Around 300 scientists from different parts of the world have reconstructed Earth's temperature history back to the end of the last Ice Age. They have said that the planet today is warmer than it has been during 70 to 80 per cent of the time over the last 11, 300 years. And all this, according to them, is happening because of global warming.
The Intergovernmental Panel on Climate Change (IPCC) evaluated the projections of global temperature for the year 2100, with the help of climate models. It shows that the temperature will exceed the warmest temperatures during that 11,300-year period known as the Holocene, under all plausible greenhouse gas emission scenarios.
The Lead author, Shaun Marcott from Oregon State University's College of Earth, Ocean, and Atmospheric Sciences, said: “We already knew that on a global scale, Earth is warmer today than it was over much of the past 2,000 years.” Researchers say that from the past 5,000 years the earth has cooled about -17 degree Celsius on an average. But until last 100 years, it warmed again and is showing the maximum effect in northern hemisphere, reported Indian Express.
Peter Clark, an OSU paleoclimatologist and co-author on the Science article, said: “When you combine the data from sites all around the world, you can average out those regional anomalies and get a clear sense of the Earth's global temperature history.” The climate model used by the scientists projects that global temperature will rise another -16.7 to -11.3 degrees Celsius by the end of this century, and this largely depends on the ratio of carbon emissions.
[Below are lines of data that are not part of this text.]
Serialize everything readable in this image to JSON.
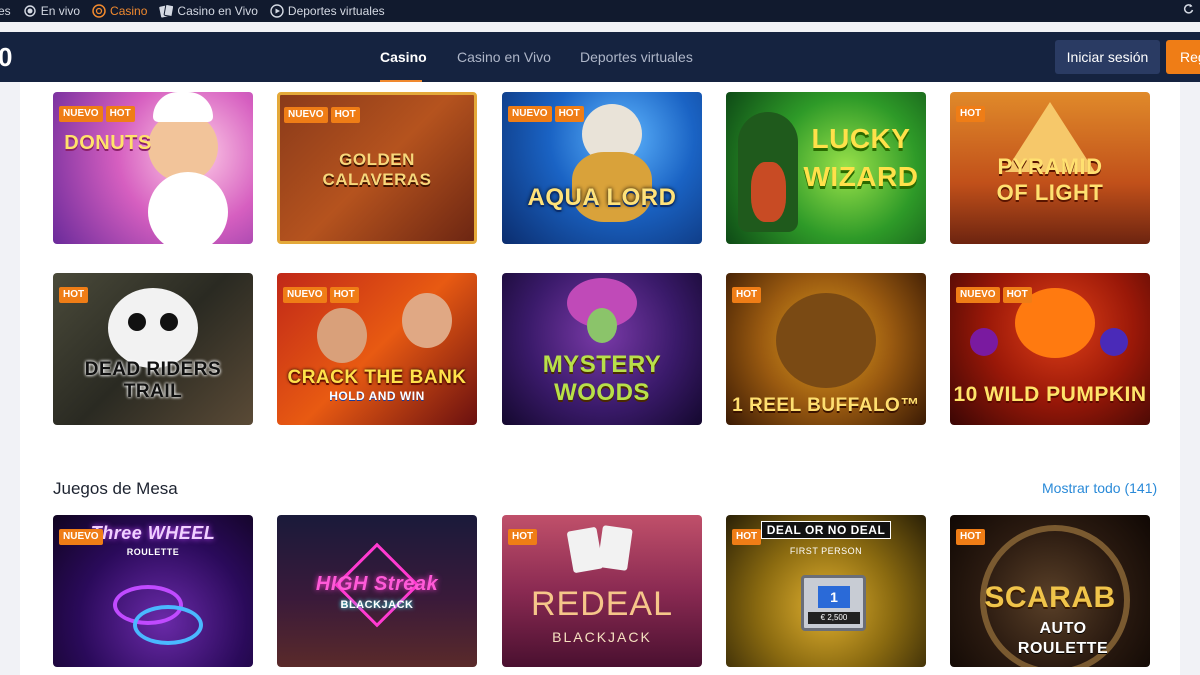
{
  "topbar": {
    "items": [
      {
        "label": "es",
        "icon": "none"
      },
      {
        "label": "En vivo",
        "icon": "live-dot-icon"
      },
      {
        "label": "Casino",
        "icon": "casino-chip-icon"
      },
      {
        "label": "Casino en Vivo",
        "icon": "cards-icon"
      },
      {
        "label": "Deportes virtuales",
        "icon": "play-circle-icon"
      }
    ],
    "right_icon": "refresh-icon"
  },
  "header": {
    "logo": "0",
    "tabs": [
      {
        "label": "Casino",
        "active": true
      },
      {
        "label": "Casino en Vivo",
        "active": false
      },
      {
        "label": "Deportes virtuales",
        "active": false
      }
    ],
    "login_label": "Iniciar sesión",
    "register_label": "Reg"
  },
  "badges": {
    "nuevo": "NUEVO",
    "hot": "HOT"
  },
  "games_row1": [
    {
      "title": "DONUTS",
      "nuevo": true,
      "hot": true
    },
    {
      "title": "GOLDEN CALAVERAS",
      "nuevo": true,
      "hot": true
    },
    {
      "title": "AQUA LORD",
      "nuevo": true,
      "hot": true
    },
    {
      "title": "LUCKY WIZARD",
      "nuevo": false,
      "hot": false
    },
    {
      "title": "PYRAMID OF LIGHT",
      "nuevo": false,
      "hot": true
    }
  ],
  "games_row2": [
    {
      "title": "DEAD RIDERS TRAIL",
      "nuevo": false,
      "hot": true
    },
    {
      "title": "CRACK THE BANK",
      "subtitle": "HOLD AND WIN",
      "nuevo": true,
      "hot": true
    },
    {
      "title": "MYSTERY WOODS",
      "nuevo": false,
      "hot": false
    },
    {
      "title": "1 REEL BUFFALO™",
      "nuevo": false,
      "hot": true
    },
    {
      "title": "10 WILD PUMPKIN",
      "nuevo": true,
      "hot": true
    }
  ],
  "table_section": {
    "title": "Juegos de Mesa",
    "show_all": "Mostrar todo (141)"
  },
  "games_row3": [
    {
      "title": "Three WHEEL",
      "subtitle": "ROULETTE",
      "nuevo": true,
      "hot": false
    },
    {
      "title": "HIGH Streak",
      "subtitle": "BLACKJACK",
      "nuevo": false,
      "hot": false
    },
    {
      "title": "REDEAL",
      "subtitle": "BLACKJACK",
      "nuevo": false,
      "hot": true
    },
    {
      "title": "DEAL OR NO DEAL",
      "subtitle": "FIRST PERSON",
      "extra": "1",
      "extra2": "€ 2,500",
      "nuevo": false,
      "hot": true
    },
    {
      "title": "SCARAB",
      "subtitle": "AUTO ROULETTE",
      "nuevo": false,
      "hot": true
    }
  ],
  "colors": {
    "accent": "#ef7d16",
    "header_bg": "#152340",
    "topbar_bg": "#111a2e",
    "link": "#2a8ad8"
  }
}
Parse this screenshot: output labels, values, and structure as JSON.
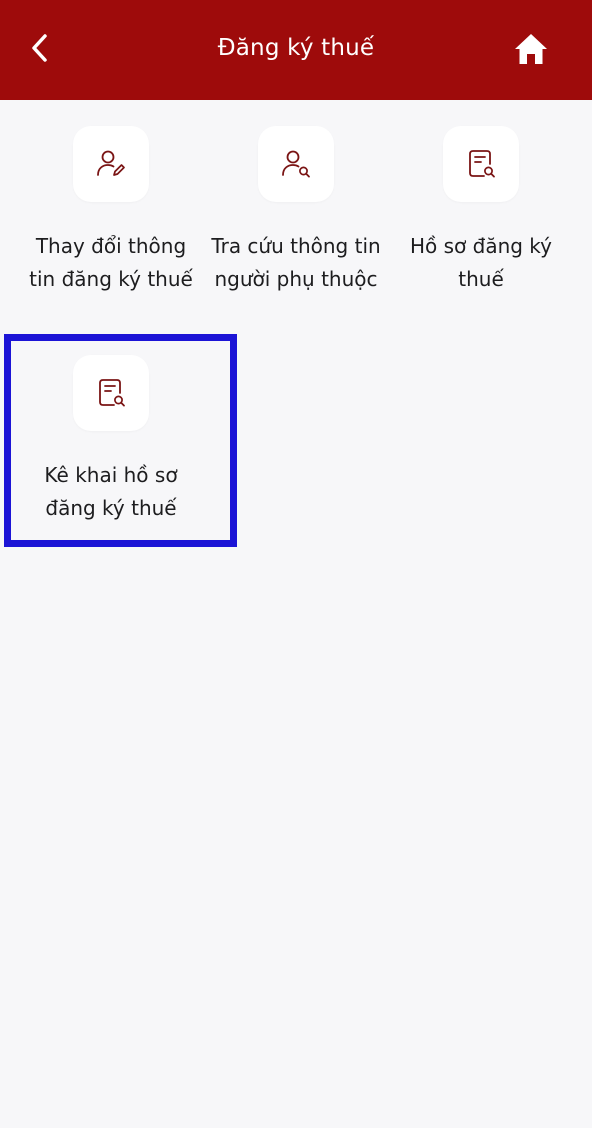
{
  "header": {
    "title": "Đăng ký thuế",
    "back_icon": "chevron-left-icon",
    "home_icon": "home-icon",
    "background_color": "#9e0b0b"
  },
  "tiles": [
    {
      "label": "Thay đổi thông tin đăng ký thuế",
      "icon": "user-edit-icon"
    },
    {
      "label": "Tra cứu thông tin người phụ thuộc",
      "icon": "user-search-icon"
    },
    {
      "label": "Hồ sơ đăng ký thuế",
      "icon": "document-search-icon"
    },
    {
      "label": "Kê khai hồ sơ đăng ký thuế",
      "icon": "document-search-icon",
      "highlighted": true
    }
  ],
  "colors": {
    "icon_stroke": "#7a1414",
    "highlight_border": "#1c14d6",
    "page_background": "#f7f7f9"
  }
}
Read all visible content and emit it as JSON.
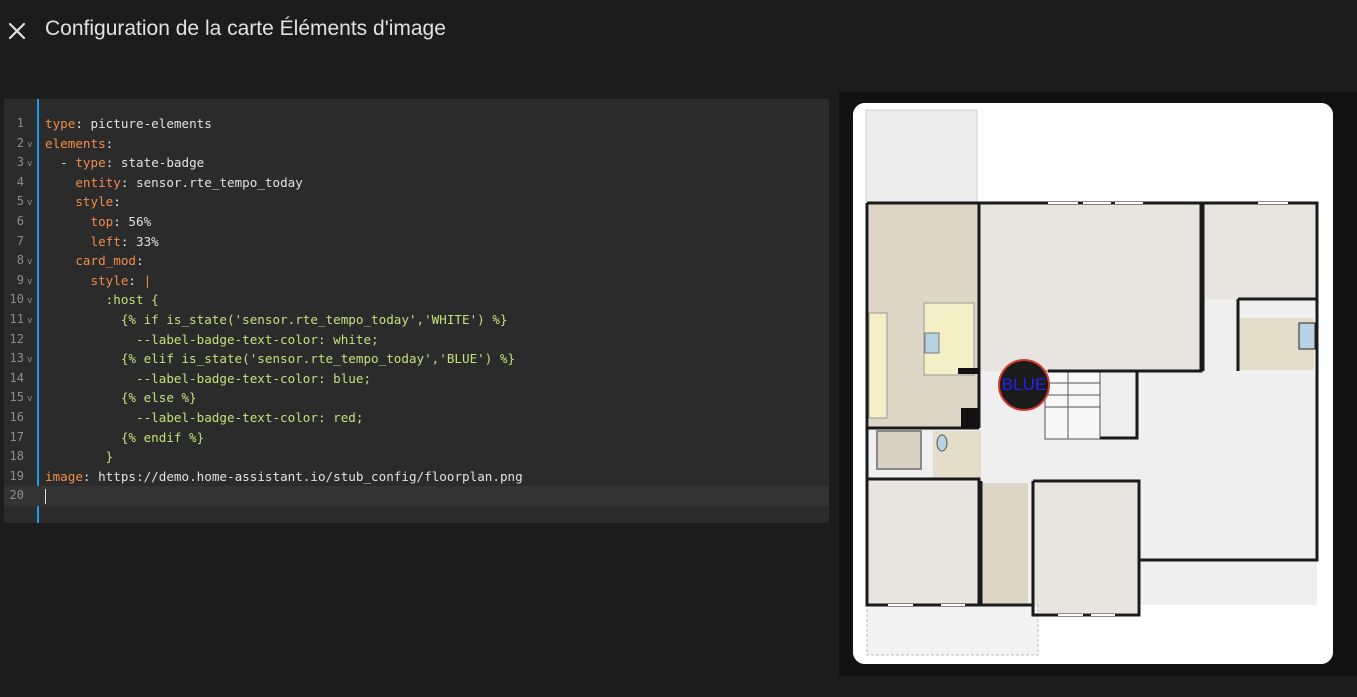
{
  "dialog": {
    "title": "Configuration de la carte Éléments d'image",
    "close_icon": "close-icon"
  },
  "editor": {
    "lines": [
      {
        "n": "1",
        "fold": false,
        "parts": [
          [
            "k",
            "type"
          ],
          [
            "p",
            ": "
          ],
          [
            "v",
            "picture-elements"
          ]
        ]
      },
      {
        "n": "2",
        "fold": true,
        "parts": [
          [
            "k",
            "elements"
          ],
          [
            "p",
            ":"
          ]
        ]
      },
      {
        "n": "3",
        "fold": true,
        "parts": [
          [
            "p",
            "  - "
          ],
          [
            "k",
            "type"
          ],
          [
            "p",
            ": "
          ],
          [
            "v",
            "state-badge"
          ]
        ]
      },
      {
        "n": "4",
        "fold": false,
        "parts": [
          [
            "p",
            "    "
          ],
          [
            "k",
            "entity"
          ],
          [
            "p",
            ": "
          ],
          [
            "v",
            "sensor.rte_tempo_today"
          ]
        ]
      },
      {
        "n": "5",
        "fold": true,
        "parts": [
          [
            "p",
            "    "
          ],
          [
            "k",
            "style"
          ],
          [
            "p",
            ":"
          ]
        ]
      },
      {
        "n": "6",
        "fold": false,
        "parts": [
          [
            "p",
            "      "
          ],
          [
            "k",
            "top"
          ],
          [
            "p",
            ": "
          ],
          [
            "v",
            "56%"
          ]
        ]
      },
      {
        "n": "7",
        "fold": false,
        "parts": [
          [
            "p",
            "      "
          ],
          [
            "k",
            "left"
          ],
          [
            "p",
            ": "
          ],
          [
            "v",
            "33%"
          ]
        ]
      },
      {
        "n": "8",
        "fold": true,
        "parts": [
          [
            "p",
            "    "
          ],
          [
            "k",
            "card_mod"
          ],
          [
            "p",
            ":"
          ]
        ]
      },
      {
        "n": "9",
        "fold": true,
        "parts": [
          [
            "p",
            "      "
          ],
          [
            "k",
            "style"
          ],
          [
            "p",
            ": "
          ],
          [
            "k",
            "|"
          ]
        ]
      },
      {
        "n": "10",
        "fold": true,
        "parts": [
          [
            "s",
            "        :host {"
          ]
        ]
      },
      {
        "n": "11",
        "fold": true,
        "parts": [
          [
            "s",
            "          {% if is_state('sensor.rte_tempo_today','WHITE') %}"
          ]
        ]
      },
      {
        "n": "12",
        "fold": false,
        "parts": [
          [
            "s",
            "            --label-badge-text-color: white;"
          ]
        ]
      },
      {
        "n": "13",
        "fold": true,
        "parts": [
          [
            "s",
            "          {% elif is_state('sensor.rte_tempo_today','BLUE') %}"
          ]
        ]
      },
      {
        "n": "14",
        "fold": false,
        "parts": [
          [
            "s",
            "            --label-badge-text-color: blue;"
          ]
        ]
      },
      {
        "n": "15",
        "fold": true,
        "parts": [
          [
            "s",
            "          {% else %}"
          ]
        ]
      },
      {
        "n": "16",
        "fold": false,
        "parts": [
          [
            "s",
            "            --label-badge-text-color: red;"
          ]
        ]
      },
      {
        "n": "17",
        "fold": false,
        "parts": [
          [
            "s",
            "          {% endif %}"
          ]
        ]
      },
      {
        "n": "18",
        "fold": false,
        "parts": [
          [
            "s",
            "        }"
          ]
        ]
      },
      {
        "n": "19",
        "fold": false,
        "parts": [
          [
            "k",
            "image"
          ],
          [
            "p",
            ": "
          ],
          [
            "v",
            "https://demo.home-assistant.io/stub_config/floorplan.png"
          ]
        ]
      },
      {
        "n": "20",
        "fold": false,
        "active": true,
        "parts": []
      }
    ],
    "fold_glyph": "v",
    "colors": {
      "key": "#f08d49",
      "string": "#c5e07a",
      "text": "#e1e1e1",
      "gutter": "#1e9be9"
    }
  },
  "preview": {
    "badge_text": "BLUE",
    "badge_text_color": "#2222ee",
    "floorplan_icon": "floorplan-image"
  }
}
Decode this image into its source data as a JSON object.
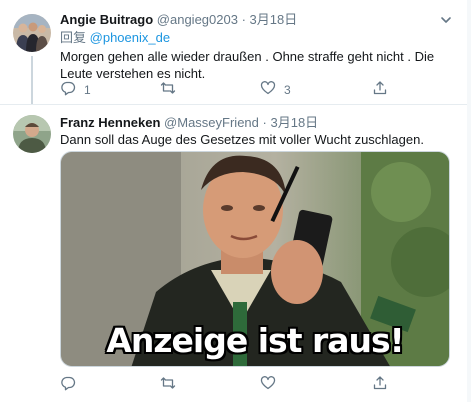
{
  "tweets": [
    {
      "name": "Angie Buitrago",
      "handle": "@angieg0203",
      "separator": "·",
      "date": "3月18日",
      "reply_prefix": "回复",
      "reply_to": "@phoenix_de",
      "text": "Morgen gehen alle wieder draußen . Ohne straffe geht nicht . Die Leute verstehen es nicht.",
      "replies": "1",
      "likes": "3"
    },
    {
      "name": "Franz Henneken",
      "handle": "@MasseyFriend",
      "separator": "·",
      "date": "3月18日",
      "text": "Dann soll das Auge des Gesetzes mit voller Wucht zuschlagen.",
      "media_caption": "Anzeige ist raus!"
    }
  ],
  "icons": {
    "caret": "chevron-down-icon",
    "reply": "reply-icon",
    "retweet": "retweet-icon",
    "like": "heart-icon",
    "share": "share-icon"
  },
  "colors": {
    "text": "#14171a",
    "secondary": "#657786",
    "link": "#1b95e0",
    "divider": "#e6ecf0"
  }
}
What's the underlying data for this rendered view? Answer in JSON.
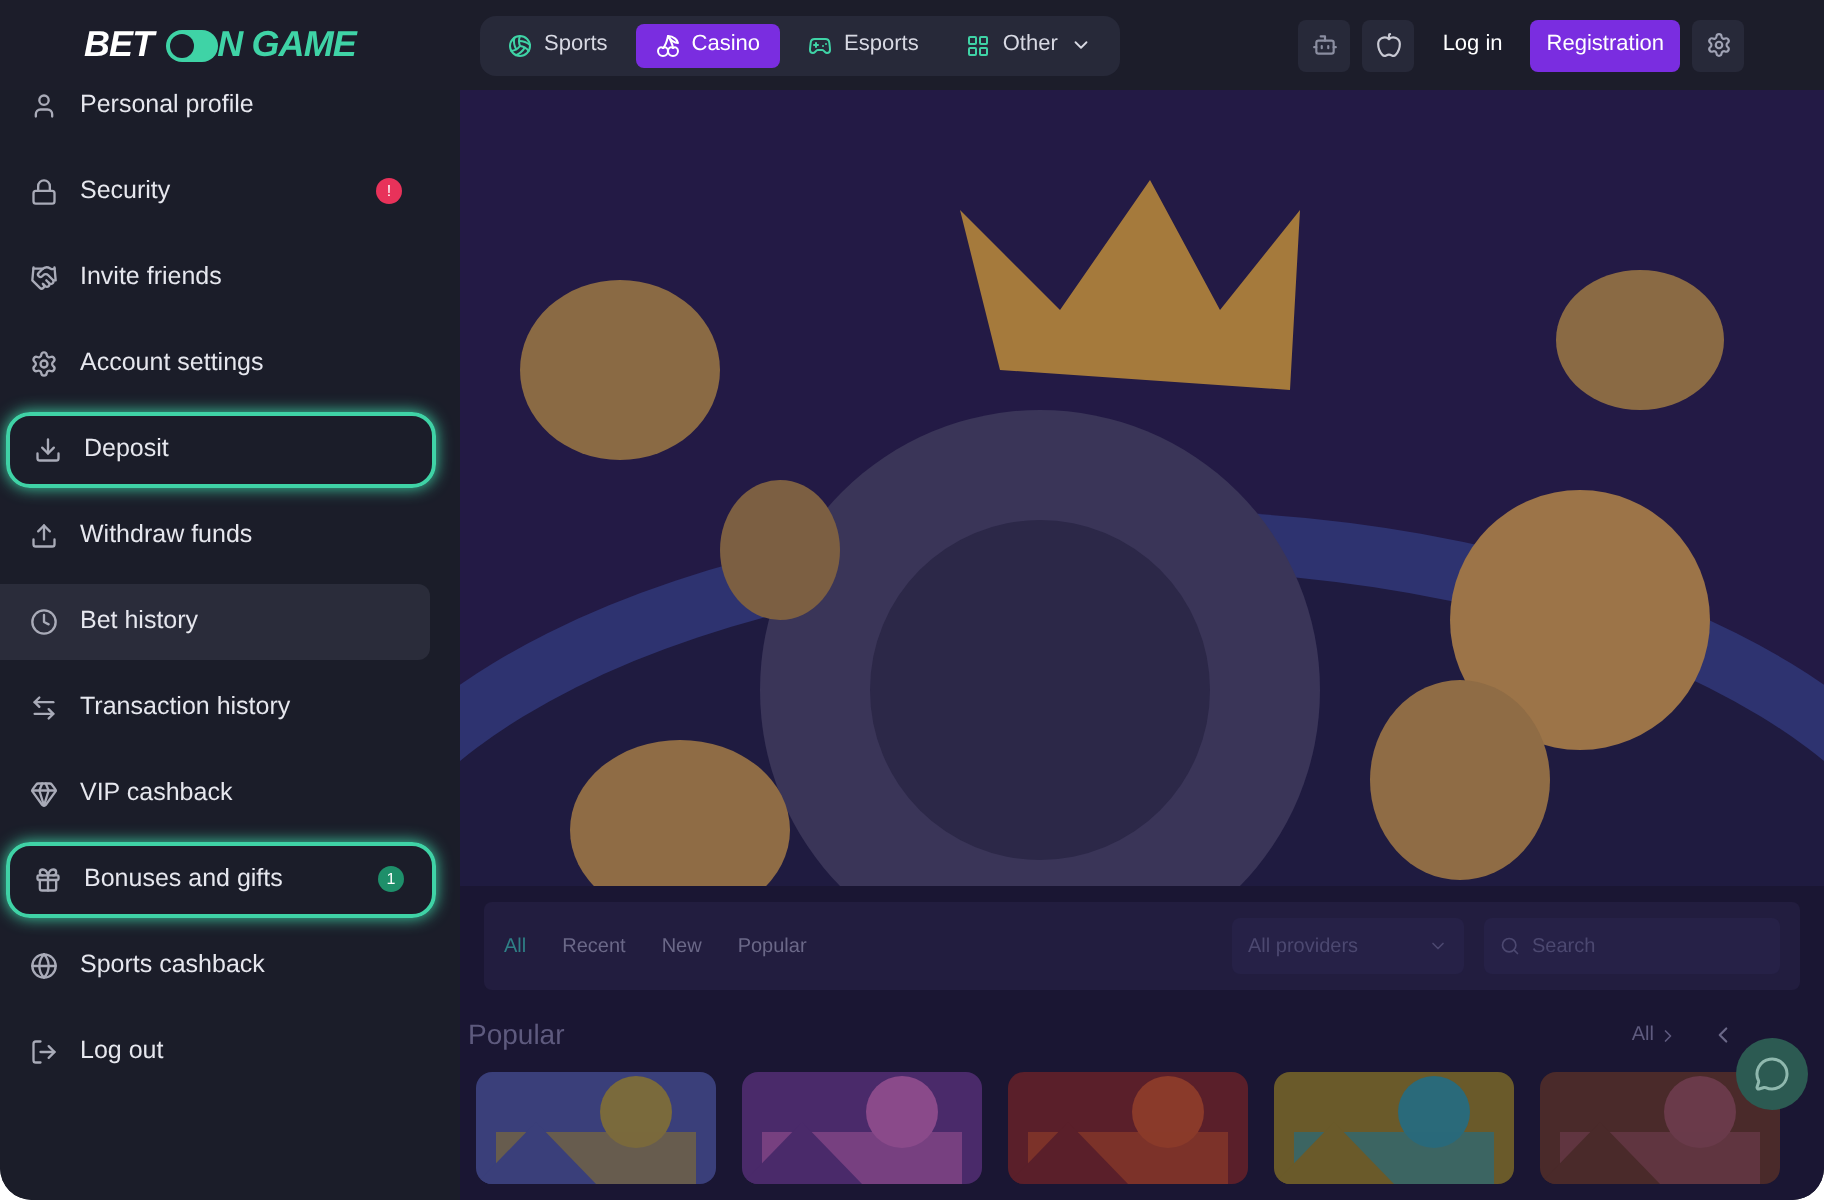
{
  "logo": {
    "left": "BET",
    "right": "N GAME"
  },
  "nav": [
    {
      "label": "Sports",
      "selected": false
    },
    {
      "label": "Casino",
      "selected": true
    },
    {
      "label": "Esports",
      "selected": false
    },
    {
      "label": "Other",
      "selected": false
    }
  ],
  "auth": {
    "login": "Log in",
    "register": "Registration"
  },
  "sidebar": {
    "items": [
      {
        "label": "Personal profile",
        "selected": false,
        "highlighted": false
      },
      {
        "label": "Security",
        "selected": false,
        "highlighted": false,
        "badge": {
          "text": "!",
          "color": "#e8325a"
        }
      },
      {
        "label": "Invite friends",
        "selected": false,
        "highlighted": false
      },
      {
        "label": "Account settings",
        "selected": false,
        "highlighted": false
      },
      {
        "label": "Deposit",
        "selected": false,
        "highlighted": true
      },
      {
        "label": "Withdraw funds",
        "selected": false,
        "highlighted": false
      },
      {
        "label": "Bet history",
        "selected": true,
        "highlighted": false
      },
      {
        "label": "Transaction history",
        "selected": false,
        "highlighted": false
      },
      {
        "label": "VIP cashback",
        "selected": false,
        "highlighted": false
      },
      {
        "label": "Bonuses and gifts",
        "selected": false,
        "highlighted": true,
        "badge": {
          "text": "1",
          "color": "#1e8f6a"
        }
      },
      {
        "label": "Sports cashback",
        "selected": false,
        "highlighted": false
      },
      {
        "label": "Log out",
        "selected": false,
        "highlighted": false
      }
    ]
  },
  "filters": [
    {
      "label": "All",
      "selected": true
    },
    {
      "label": "Recent",
      "selected": false
    },
    {
      "label": "New",
      "selected": false
    },
    {
      "label": "Popular",
      "selected": false
    }
  ],
  "providers": {
    "placeholder": "All providers"
  },
  "search": {
    "placeholder": "Search"
  },
  "section": {
    "title": "Popular",
    "all": "All"
  }
}
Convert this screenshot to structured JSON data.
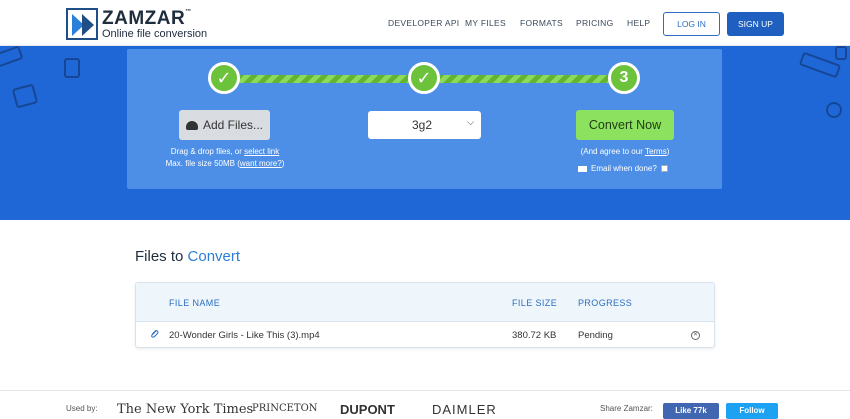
{
  "header": {
    "logo_name": "ZAMZAR",
    "logo_tm": "™",
    "logo_tagline": "Online file conversion",
    "nav": [
      "DEVELOPER API",
      "MY FILES",
      "FORMATS",
      "PRICING",
      "HELP"
    ],
    "login_label": "LOG IN",
    "signup_label": "SIGN UP"
  },
  "converter": {
    "step1": "✓",
    "step2": "✓",
    "step3": "3",
    "add_files_label": "Add Files...",
    "drag_prefix": "Drag & drop files, or ",
    "select_link": "select link",
    "max_size_prefix": "Max. file size 50MB (",
    "want_more": "want more?",
    "max_size_suffix": ")",
    "format_value": "3g2",
    "convert_label": "Convert Now",
    "agree_prefix": "(And agree to our ",
    "terms": "Terms",
    "agree_suffix": ")",
    "email_label": "Email when done?"
  },
  "files": {
    "title_prefix": "Files to ",
    "title_accent": "Convert",
    "columns": [
      "FILE NAME",
      "FILE SIZE",
      "PROGRESS"
    ],
    "rows": [
      {
        "name": "20-Wonder Girls - Like This (3).mp4",
        "size": "380.72 KB",
        "progress": "Pending"
      }
    ]
  },
  "footer": {
    "used_by": "Used by:",
    "press": [
      "The New York Times",
      "PRINCETON",
      "DUPONT",
      "DAIMLER"
    ],
    "share": "Share Zamzar:",
    "like": "Like 77k",
    "follow": "Follow"
  },
  "colors": {
    "brand_blue": "#1f67d6",
    "panel_blue": "#4d8fe6",
    "green": "#6cc23a",
    "convert_green": "#8ce25e"
  }
}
Clark added: “What is most troubling is that this warming will be significantly greater than at any time during the past 11,300 years.” One of the factors that affects the global temperature is gradual change in the distribution of solar insulation associated with Earth's position relative to the Sun. The research team included Jeremy Shakun of Harvard University. And the primary things used for the research were fossils from ocean sediment cores and terrestrial archives to reconstruct the temperature history.